The papers behind the major reasoning benchmarks. Each is short and worth scanning if you want to understand exactly what each one measures.

“Evaluating Large Language Models Trained on Code” (HumanEval), Chen et al., 2021. The HumanEval benchmark introduction. Section 2 describes the dataset construction (about 164 problems, with unit tests). Section 3 introduces the Pass@K metric formally.
“SWE-bench: Can Language Models Resolve Real-World GitHub Issues?”, Jimenez et al., 2024. Introduces SWE-bench. The construction process (mining GitHub issues with merged fixing PRs and automatable test runs) is interesting in its own right. Worth reading if you want to understand why this benchmark is harder than HumanEval.
“Training Verifiers to Solve Math Word Problems” (GSM8K), Cobbe et al., 2021. Introduces GSM8K. The benchmark is about 8,500 grade-school math word problems (7,473 train + 1,319 test). Section 3 has the dataset details.

Going deeper

A short list, chosen for durability.

“Chain-of-Thought Prompting Elicits Reasoning in Large Language Models”, Wei et al., 2022. The CoT-prompting paper from the previous lesson. Worth re-reading in the reasoning-model context: CoT prompting is the technique that worked at the prompting layer; reasoning-model training is what bakes it into the policy.
“Chain-of-Thought Reasoning Without Prompting”, Wang et al., 2024. The empirical finding that, with the right decoding strategy, models can produce CoT-shaped output without any prompt manipulation. Bridge from “we prompt for CoT” to “models naturally do CoT” to “models are trained for CoT.”
“Scaling Test-Time Compute”, Snell et al., 2024. The paper formalizing the “more thinking time means more capability” intuition with empirical scaling laws for inference-time compute. Useful for understanding why compute budgets are a load-bearing dial.

Adjacent topics

The “reasoning chain authenticity” question. Search terms: “unfaithful CoT,” “post-hoc rationalization in LLMs.” A growing literature asks whether the reasoning chain a reasoning model produces actually drove the answer or is a post-hoc rationalization the model produced after deciding the answer some other way. The honest answer right now is: sometimes the chain drove the answer, sometimes it was decoration. Active research area.
GRPO (Group Relative Policy Optimization). Mentioned briefly in this lesson and the Phase 4 closer (RLHF/DPO). The DeepSeek-Math and DeepSeek-R1 papers are the primary sources. Worth reading if you want the algorithmic specifics of how GRPO drops the value function from PPO and uses groups of sampled completions instead.
Reasoning-model failure modes. Search terms: “reasoning model overconfidence,” “reasoning model alignment regression.” Reasoning models are subject to the same hallucination, reward-hacking, and out-of-distribution failures as standard LLMs, sometimes amplified by the longer reasoning chains they produce. Worth keeping in mind when interpreting reasoning-model claims.
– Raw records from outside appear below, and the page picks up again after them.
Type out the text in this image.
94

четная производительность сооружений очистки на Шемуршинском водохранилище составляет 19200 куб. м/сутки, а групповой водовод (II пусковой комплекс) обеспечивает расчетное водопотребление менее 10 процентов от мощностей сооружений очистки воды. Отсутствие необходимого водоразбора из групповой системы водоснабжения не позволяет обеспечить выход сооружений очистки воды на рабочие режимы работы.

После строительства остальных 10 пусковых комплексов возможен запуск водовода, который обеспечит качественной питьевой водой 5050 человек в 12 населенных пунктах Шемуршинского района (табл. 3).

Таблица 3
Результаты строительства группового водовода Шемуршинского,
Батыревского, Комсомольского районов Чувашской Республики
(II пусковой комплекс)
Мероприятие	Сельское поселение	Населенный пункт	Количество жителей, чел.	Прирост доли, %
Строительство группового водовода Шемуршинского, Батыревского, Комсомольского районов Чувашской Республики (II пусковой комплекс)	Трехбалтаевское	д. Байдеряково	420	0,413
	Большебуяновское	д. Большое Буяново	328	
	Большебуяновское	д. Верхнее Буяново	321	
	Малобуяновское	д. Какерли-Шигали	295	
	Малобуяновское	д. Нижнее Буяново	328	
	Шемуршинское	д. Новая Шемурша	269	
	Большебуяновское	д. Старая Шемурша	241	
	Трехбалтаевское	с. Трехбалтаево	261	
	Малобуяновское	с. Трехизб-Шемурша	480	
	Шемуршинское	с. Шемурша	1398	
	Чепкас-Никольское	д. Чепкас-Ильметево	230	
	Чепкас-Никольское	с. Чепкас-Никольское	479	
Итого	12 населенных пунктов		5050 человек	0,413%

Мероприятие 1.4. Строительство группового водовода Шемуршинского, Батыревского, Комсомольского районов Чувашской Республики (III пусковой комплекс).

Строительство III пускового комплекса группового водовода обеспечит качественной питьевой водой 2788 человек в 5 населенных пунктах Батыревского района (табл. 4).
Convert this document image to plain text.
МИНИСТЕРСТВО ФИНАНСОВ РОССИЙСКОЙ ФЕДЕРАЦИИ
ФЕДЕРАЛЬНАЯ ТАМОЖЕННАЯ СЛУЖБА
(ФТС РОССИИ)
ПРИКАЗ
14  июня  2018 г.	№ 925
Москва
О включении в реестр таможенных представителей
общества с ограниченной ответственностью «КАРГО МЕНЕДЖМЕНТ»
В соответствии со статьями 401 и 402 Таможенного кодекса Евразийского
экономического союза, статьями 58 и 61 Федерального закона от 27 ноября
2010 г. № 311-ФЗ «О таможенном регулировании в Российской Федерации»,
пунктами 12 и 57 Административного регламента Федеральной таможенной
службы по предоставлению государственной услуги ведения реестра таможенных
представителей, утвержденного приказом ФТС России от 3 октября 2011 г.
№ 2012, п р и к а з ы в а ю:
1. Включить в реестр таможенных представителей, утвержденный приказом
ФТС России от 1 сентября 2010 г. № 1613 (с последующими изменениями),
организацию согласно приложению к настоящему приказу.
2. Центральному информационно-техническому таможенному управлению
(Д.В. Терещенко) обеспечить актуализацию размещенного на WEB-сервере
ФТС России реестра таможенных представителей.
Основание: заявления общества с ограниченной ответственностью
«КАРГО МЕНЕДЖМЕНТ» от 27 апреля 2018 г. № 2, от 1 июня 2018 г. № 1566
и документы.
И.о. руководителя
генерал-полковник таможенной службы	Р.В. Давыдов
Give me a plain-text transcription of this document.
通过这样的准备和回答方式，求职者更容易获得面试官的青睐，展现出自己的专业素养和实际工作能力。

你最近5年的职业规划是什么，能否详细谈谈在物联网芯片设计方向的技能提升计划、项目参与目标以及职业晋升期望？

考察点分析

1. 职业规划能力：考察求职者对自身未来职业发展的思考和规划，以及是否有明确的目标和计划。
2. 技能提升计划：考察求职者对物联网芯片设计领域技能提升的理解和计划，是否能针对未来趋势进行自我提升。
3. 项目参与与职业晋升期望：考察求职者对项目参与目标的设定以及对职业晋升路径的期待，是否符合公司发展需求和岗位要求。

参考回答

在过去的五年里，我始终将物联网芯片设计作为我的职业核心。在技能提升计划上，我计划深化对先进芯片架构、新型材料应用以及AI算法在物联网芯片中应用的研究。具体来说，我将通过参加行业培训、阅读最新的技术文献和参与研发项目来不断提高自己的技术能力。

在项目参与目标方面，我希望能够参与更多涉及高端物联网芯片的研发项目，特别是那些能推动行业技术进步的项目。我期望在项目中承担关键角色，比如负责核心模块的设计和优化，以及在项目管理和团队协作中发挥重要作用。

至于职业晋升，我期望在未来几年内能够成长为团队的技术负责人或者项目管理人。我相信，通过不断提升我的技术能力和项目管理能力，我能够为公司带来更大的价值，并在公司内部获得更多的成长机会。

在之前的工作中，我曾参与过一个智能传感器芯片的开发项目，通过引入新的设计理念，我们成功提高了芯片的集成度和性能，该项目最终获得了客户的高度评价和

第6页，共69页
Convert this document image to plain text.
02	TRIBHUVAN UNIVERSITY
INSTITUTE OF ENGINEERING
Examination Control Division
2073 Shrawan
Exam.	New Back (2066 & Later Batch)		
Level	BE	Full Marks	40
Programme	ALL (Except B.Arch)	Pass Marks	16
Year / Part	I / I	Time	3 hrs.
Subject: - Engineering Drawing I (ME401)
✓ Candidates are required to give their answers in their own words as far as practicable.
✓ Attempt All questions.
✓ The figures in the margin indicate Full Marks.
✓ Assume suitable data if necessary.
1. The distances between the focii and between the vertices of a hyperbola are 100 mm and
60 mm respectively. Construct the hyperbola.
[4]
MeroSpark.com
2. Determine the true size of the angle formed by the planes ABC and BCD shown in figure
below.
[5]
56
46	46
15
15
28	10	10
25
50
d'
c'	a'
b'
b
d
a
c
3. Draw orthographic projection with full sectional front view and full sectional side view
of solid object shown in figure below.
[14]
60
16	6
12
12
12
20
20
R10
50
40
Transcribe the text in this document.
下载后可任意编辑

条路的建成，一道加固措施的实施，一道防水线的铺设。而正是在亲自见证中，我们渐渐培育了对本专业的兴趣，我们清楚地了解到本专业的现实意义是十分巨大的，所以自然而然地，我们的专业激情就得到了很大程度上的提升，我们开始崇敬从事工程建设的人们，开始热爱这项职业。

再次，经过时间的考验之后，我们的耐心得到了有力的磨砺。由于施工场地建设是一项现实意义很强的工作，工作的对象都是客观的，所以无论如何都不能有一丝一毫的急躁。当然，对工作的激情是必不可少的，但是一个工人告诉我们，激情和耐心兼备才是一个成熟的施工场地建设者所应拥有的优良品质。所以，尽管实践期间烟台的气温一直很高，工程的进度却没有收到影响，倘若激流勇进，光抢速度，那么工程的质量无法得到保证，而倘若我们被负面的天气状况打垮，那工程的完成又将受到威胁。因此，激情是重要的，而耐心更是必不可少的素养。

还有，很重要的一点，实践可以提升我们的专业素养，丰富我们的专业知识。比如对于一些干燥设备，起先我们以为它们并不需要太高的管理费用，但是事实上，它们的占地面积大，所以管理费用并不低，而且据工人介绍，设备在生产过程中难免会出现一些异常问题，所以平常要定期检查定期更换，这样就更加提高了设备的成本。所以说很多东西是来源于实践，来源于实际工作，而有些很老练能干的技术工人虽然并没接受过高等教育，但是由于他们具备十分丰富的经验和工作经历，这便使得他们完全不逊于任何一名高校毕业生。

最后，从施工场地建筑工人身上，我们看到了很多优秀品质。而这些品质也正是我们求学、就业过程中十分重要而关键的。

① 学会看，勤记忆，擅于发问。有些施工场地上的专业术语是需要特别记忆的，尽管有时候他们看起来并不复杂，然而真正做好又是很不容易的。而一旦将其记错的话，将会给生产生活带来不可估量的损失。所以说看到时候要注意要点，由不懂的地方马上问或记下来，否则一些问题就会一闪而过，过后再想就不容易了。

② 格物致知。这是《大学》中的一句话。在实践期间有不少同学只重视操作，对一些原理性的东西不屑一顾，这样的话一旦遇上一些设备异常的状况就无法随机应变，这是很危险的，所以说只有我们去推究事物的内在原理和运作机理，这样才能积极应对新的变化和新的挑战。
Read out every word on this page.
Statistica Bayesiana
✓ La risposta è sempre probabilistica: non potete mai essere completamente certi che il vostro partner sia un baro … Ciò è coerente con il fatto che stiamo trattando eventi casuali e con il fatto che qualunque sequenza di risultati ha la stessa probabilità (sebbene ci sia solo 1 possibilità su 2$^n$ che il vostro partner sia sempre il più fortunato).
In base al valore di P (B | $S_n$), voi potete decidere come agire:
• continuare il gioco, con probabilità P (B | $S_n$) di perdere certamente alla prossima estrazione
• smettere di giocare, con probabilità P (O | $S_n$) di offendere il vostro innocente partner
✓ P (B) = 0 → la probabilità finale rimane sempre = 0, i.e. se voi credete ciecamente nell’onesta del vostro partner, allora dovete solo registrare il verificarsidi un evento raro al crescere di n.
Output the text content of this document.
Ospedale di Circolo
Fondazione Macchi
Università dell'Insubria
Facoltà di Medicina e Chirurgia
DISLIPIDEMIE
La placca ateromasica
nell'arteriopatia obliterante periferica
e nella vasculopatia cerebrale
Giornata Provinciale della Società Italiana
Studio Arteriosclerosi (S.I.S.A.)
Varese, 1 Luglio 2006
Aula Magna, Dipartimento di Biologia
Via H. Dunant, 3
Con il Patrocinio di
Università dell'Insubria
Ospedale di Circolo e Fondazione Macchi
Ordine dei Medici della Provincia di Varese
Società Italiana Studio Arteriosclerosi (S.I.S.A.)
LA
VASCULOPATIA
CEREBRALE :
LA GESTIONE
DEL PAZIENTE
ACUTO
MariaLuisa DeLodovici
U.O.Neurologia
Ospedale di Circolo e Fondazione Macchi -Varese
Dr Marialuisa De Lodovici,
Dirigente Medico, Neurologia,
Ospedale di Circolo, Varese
Stanford CME 295 cheatsheet

Stanford CME 295 cheatsheet by the Amidi twins. MIT-licensed. The reasoning-model section covers the same material in their dense visual style. Worth using as a study reference after this lesson.

Community discussion

None selected for this lesson. The reasoning-model field is moving fast enough that academic sources and primary research are the better entry point. Durable community references will be added at a future quarterly review if any consolidate.